The Beginning of the Gospel (Feb. 22, 2026)
Each Gospel begins differently, and Mark’s begins unlike any other. There is no birth story, no genealogy, and no angelic announcement. Mark starts with a quote from the Scriptures that, upon closer look, is much more powerful than it first seems. If we assume that Mark was the first Gospel written, these are the very first words ever written when someone began telling the story of Jesus.
The beginning of the gospel of Jesus Christ, the Son of God. As it is written in Isaiah the prophet, “Behold, I send my messenger before your face, who will prepare your way, the voice of one crying in the wilderness: ‘Prepare the way of the Lord, make his paths straight’” (Mark 1:1–3).
Mark attributes the quotation to Isaiah, but the opening lines actually come from Mal 3:1.
Behold, I send my messenger, and he will prepare the way before me. And the Lord whom you seek will suddenly come to his temple; and the messenger of the covenant in whom you delight, behold, he is coming, says the Lord of hosts (Mal 3:1).
This attribution is intentional, not an error. It links two passages that already resonate in Jewish scripture. Isaiah 40 announces the end of the exile and God’s return to Zion. Malachi 3 tempers that hope with a warning about what might happen if God finds the people lacking when he returns.
The second half of Mark’s opening citation is from Isa 40:3.
A voice cries: “In the wilderness prepare the way of the Lord; make straight in the desert a highway for our God” (Isa 40:3).
In this passage, the prophet promises that “a voice” will prepare the way of Yahweh—Israel’s God himself—returning at last to his people after their long exile. Mark borrows this promise and applies it directly to John’s preparation of the way for Jesus.

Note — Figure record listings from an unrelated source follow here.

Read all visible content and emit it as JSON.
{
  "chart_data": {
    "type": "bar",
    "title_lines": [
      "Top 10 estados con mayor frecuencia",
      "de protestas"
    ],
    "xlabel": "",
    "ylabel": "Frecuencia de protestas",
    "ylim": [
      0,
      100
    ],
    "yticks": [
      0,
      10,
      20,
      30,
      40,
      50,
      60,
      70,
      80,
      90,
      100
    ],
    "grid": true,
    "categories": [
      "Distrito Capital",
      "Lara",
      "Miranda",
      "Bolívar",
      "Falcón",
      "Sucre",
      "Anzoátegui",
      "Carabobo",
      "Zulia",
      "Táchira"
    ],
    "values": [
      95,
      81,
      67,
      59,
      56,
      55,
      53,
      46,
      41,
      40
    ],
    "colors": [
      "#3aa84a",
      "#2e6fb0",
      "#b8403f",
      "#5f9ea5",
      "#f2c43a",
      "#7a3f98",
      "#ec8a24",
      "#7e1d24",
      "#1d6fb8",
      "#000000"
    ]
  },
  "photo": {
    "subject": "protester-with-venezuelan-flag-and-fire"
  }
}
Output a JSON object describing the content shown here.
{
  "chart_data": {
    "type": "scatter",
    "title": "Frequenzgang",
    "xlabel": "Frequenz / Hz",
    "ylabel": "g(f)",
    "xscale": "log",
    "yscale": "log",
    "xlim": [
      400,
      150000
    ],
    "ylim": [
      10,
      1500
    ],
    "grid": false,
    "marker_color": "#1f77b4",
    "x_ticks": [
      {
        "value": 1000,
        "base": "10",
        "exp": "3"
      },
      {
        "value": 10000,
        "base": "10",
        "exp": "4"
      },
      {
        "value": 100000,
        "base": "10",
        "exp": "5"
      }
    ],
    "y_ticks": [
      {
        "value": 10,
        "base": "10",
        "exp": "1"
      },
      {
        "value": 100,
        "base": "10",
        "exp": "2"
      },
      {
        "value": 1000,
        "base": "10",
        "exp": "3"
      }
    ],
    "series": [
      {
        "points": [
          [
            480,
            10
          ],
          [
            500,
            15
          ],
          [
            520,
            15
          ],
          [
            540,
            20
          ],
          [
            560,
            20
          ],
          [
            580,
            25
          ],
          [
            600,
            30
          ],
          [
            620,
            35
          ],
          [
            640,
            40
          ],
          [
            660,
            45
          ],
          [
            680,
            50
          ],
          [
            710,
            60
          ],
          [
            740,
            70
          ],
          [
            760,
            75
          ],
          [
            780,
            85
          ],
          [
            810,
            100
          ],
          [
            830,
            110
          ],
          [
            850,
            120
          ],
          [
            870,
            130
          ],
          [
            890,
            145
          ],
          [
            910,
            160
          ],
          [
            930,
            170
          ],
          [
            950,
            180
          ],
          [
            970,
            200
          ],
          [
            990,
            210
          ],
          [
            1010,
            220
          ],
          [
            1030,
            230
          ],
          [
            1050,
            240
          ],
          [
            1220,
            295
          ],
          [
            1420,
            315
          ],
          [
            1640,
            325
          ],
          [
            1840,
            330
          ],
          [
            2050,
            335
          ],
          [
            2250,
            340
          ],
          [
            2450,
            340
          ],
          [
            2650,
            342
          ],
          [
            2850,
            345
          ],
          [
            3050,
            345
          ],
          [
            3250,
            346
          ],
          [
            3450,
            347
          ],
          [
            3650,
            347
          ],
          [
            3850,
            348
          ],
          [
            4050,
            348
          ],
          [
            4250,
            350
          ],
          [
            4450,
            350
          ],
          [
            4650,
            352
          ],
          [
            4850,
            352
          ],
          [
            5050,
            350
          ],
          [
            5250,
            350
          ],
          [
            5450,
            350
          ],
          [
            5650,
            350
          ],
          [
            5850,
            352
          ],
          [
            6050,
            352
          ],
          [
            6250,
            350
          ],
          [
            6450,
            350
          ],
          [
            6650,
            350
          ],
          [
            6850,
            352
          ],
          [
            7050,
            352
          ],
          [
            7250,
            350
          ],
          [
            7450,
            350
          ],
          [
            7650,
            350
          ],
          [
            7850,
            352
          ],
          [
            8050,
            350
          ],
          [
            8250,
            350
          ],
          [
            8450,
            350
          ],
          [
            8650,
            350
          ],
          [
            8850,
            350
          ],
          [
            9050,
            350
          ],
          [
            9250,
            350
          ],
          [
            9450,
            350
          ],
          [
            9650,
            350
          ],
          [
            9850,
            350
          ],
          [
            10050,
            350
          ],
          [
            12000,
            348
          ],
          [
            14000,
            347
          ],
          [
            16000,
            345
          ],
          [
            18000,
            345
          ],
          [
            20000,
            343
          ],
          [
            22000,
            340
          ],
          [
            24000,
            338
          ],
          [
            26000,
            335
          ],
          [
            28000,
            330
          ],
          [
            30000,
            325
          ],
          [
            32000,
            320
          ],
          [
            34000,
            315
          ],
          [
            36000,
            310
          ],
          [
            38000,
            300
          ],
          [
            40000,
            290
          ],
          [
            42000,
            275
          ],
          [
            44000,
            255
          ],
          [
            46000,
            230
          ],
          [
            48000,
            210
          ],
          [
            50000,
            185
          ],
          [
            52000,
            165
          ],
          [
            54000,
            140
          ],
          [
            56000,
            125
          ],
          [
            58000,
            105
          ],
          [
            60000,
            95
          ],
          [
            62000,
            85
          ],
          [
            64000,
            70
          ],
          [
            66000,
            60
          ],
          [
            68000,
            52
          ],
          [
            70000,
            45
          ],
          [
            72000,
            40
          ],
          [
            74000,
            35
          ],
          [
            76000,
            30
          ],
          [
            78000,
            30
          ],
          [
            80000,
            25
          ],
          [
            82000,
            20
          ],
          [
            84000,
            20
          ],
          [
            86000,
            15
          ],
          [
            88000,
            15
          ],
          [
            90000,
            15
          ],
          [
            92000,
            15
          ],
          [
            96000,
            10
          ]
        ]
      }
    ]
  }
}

The implication is staggering. If John is preparing the way of the Lord, and John is preparing the way of Jesus, then Jesus is the Lord whose arrival Isaiah announced.
Mark has placed a divine identity claim in the very first paragraph of his Gospel, half-hidden inside an Old Testament citation. Remember this the next time someone tells you that high Christology is only found in the later writings of the New Testament.
Likewise, Malachi’s oracle warns of a messenger sent ahead of Yahweh before he comes suddenly to his temple. The prophet warns that the day of arrival will be a day of reckoning. In Mark, the messenger is John. The one coming to the temple is Jesus. Jesus is the Lord who will suddenly come to this temple, just as he does in ch. 11.
Israel had been waiting a long time. Many believed that God had gone silent—that the exile, in some deep sense, had never truly ended. Into that silence, Mark writes: the beginning of the gospel. The waiting is over. What Isaiah announced as the new exodus, what Malachi warned as judgment—all of it has arrived in the person of Jesus Christ, the Son of God.